Item ref: 4067
Private collection, Copenhagen
The saddles of the eastern steppe and the Tibetan plateau from the fourth century onwards are renowned for their exquisite metal fittings. These saddle fittings belong to the rarer group with a narrow, square-topped pommel and a low, reclining cantle, comparable to two saddles in the Metropolitan Museum of Art, New York and another in the Rubin Museum, New York. Both mounts are fretted with sinuous, four-clawed dragons within a spiral foliate ground at either side of a vajra, or thunderbolt, surrounded by a halo of flames, all mercury gilded over silver.

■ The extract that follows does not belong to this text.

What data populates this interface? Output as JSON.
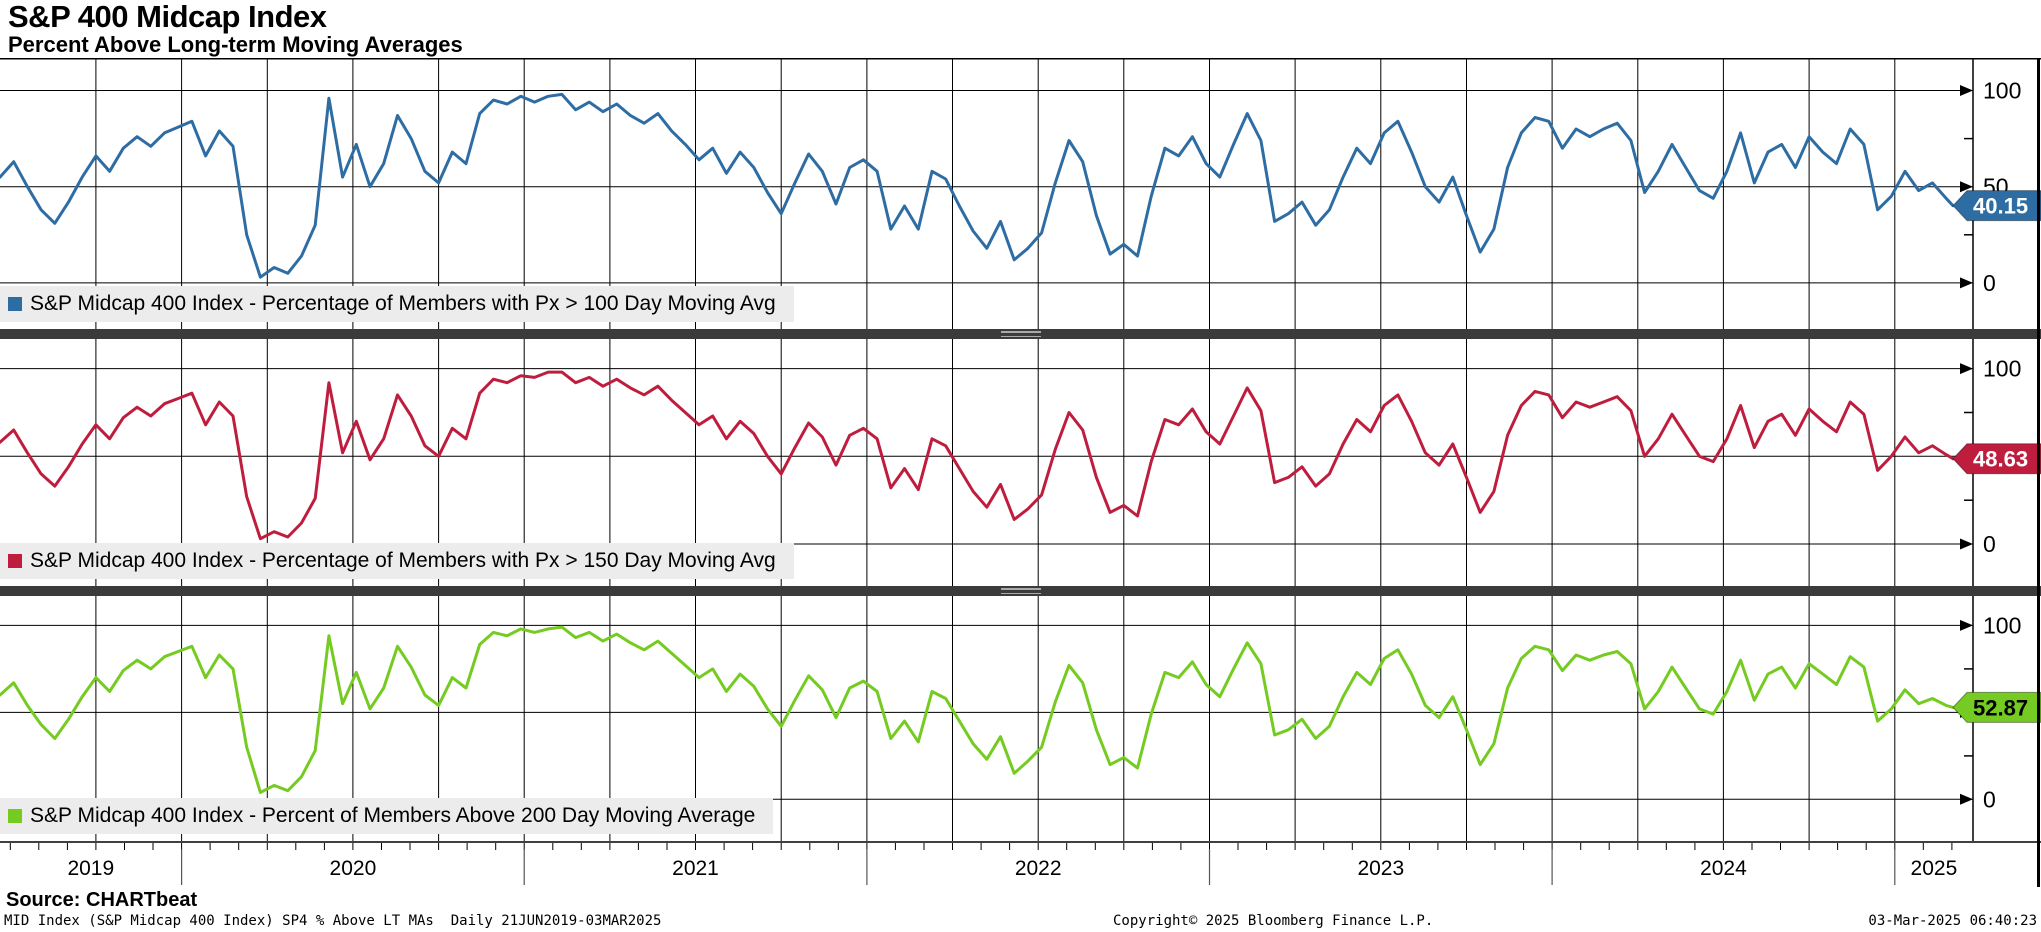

The borders are plain and silvered.
Like the saddle in the Royal Armouries, Leeds, the fretted decoration has additional relief, the dragons carved separately and inserted within the foliate fretwork. The pommel retains six of the original nails by which it was secured to its wooden saddle tree.
Comparable saddles include those in the Musée d’Ethnographie de Neuchâtel, Switzerland and one in Drepung Loseling Monastery, India, which is said to have been used by the Fifth Dalai Lama in the seventeenth century. Several towns in the Derge kingdom of eastern Tibet such as Horpo (Hepo, 河坡) were famous for this type of decorative fretted and gilded iron work, especially saddles, while very similar techniques were practised just over the border in the Jinchuan region of western Sichuan in China.